Unlike many other musicians of Algerian origin, who get all excited by the idea of working with a long string of “trophy” producers at the behest of their record companies, Taha has sustained a remarkable 22-year long bond of creativity and friendship with the English producer Steve Hillage, a man whose love of North African and Arabic music was already well advanced by the end of the 1970s. Hillage heard Carte de Séjour by chance when he was visiting the offices of Virgin France in Paris sometime in the early eighties. He ended up producing the first Carte de Sejour album. Since then, on albums like ‘Olé Olé’, ‘Diwan’ and ‘Made in Medina’, Hillage and Taha have effectively rewritten the instruction manuals for North African music, by approaching it with an unabashed spirit of modernity and excellence. On ‘Tékitoi’ their collaboration scales new peaks, forging a totally original sound with Arabic melodies sparring against rock riffs and north African percussion skirmishing with deftly programmed rhythms and sequences, all crowned with Taha’s ruff neck and percussive Arabic vocal, which are close in style and texture to the voices of the cheikhs, or male singers of rural roots rai. “Rachid has always had a very consistent vision of where he wants to go musically,” says Hillage. “I remember visiting him in his dressing room after a Carte de Séjour gig in Lyons in 1982. He put on a tape of the famous Algerian chaabi singer M’hamed Hadj El Anka and said, “Hey, listen to this.

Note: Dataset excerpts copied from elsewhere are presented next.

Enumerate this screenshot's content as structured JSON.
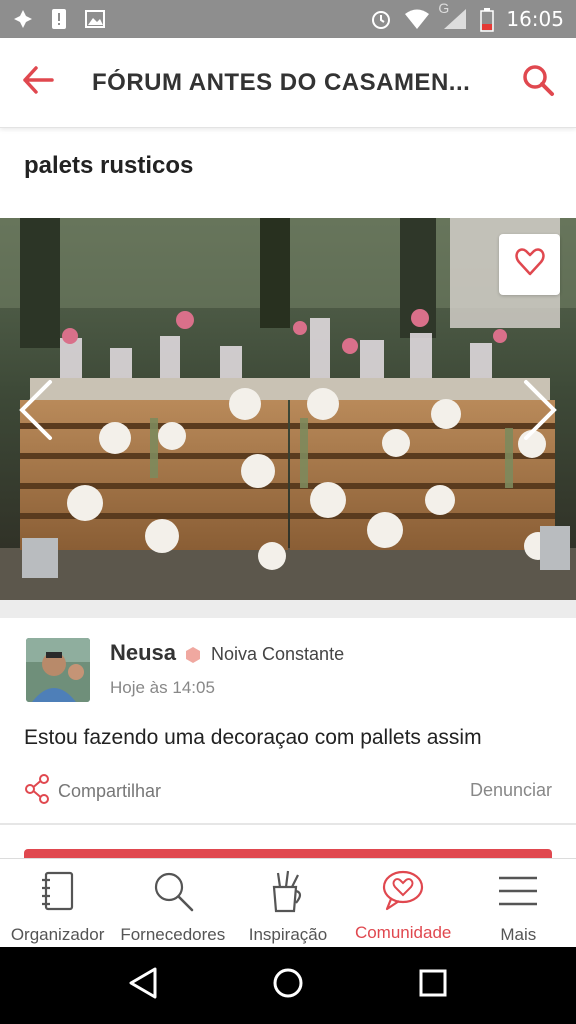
{
  "status_bar": {
    "time": "16:05",
    "network_label": "G",
    "icons": [
      "pinwheel-icon",
      "alert-icon",
      "image-icon",
      "alarm-icon",
      "wifi-icon",
      "signal-icon",
      "battery-icon"
    ]
  },
  "app_bar": {
    "title": "FÓRUM ANTES DO CASAMEN...",
    "back_icon": "back-arrow-icon",
    "search_icon": "search-icon"
  },
  "post": {
    "title": "palets rusticos",
    "author_name": "Neusa",
    "author_rank": "Noiva Constante",
    "time": "Hoje às 14:05",
    "body": "Estou fazendo uma decoraçao com pallets assim",
    "share_label": "Compartilhar",
    "report_label": "Denunciar"
  },
  "bottom_nav": {
    "items": [
      {
        "label": "Organizador",
        "icon": "notebook-icon"
      },
      {
        "label": "Fornecedores",
        "icon": "magnifier-icon"
      },
      {
        "label": "Inspiração",
        "icon": "paint-cup-icon"
      },
      {
        "label": "Comunidade",
        "icon": "heart-bubble-icon"
      },
      {
        "label": "Mais",
        "icon": "menu-icon"
      }
    ],
    "active_index": 3
  },
  "colors": {
    "accent": "#e0484f",
    "status_bar": "#8e8e8e",
    "text_dark": "#222222",
    "text_muted": "#888888",
    "badge": "#f0a8a0"
  }
}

C’est le blues!” The rock element in the last album, ‘Made in Medina’ was a little bit retro. We’ve evolved and our technique is more advanced on ‘Tékitoi’”
The fusion on ‘Tékitoi’ is sometimes so perfect that it makes a mockery of the word ‘fusion’. On final analysis, it’s just a superb rock album, spiced with a world of flavours, with lyrics in Arabic. If that’s just too hard for blinkered editors and radio programmers to accept, then they need to get out more. It’s also a very dark angry album, a raw and gutsy reflection of a world that’s “going head-on into a brick wall” to use Taha’s own words. Sometimes the gloom of the lyrics is so pervasive that it’s hard to imagine how Taha gets out of bed in the morning. “When I have black moments, I try to say to myself that black is a colour, despite everything, and that the colour black is made up of all the other colours. Black is almost like the curtain which hides the window. But life is seductive. You have to seduce and be seduced. It’s all about loving life, and all that’s around you. You must never be blasé or bitter. That’s the worse possible thing. After that comes death.” “And is there anything you’re still yearning to do before you depart this life, “ I ask, “like jump out of a plane with a parachute or something like that. “No, that’s not it,” Taha retorts. “It’s jumping from a plane WITHOUT a parachute.”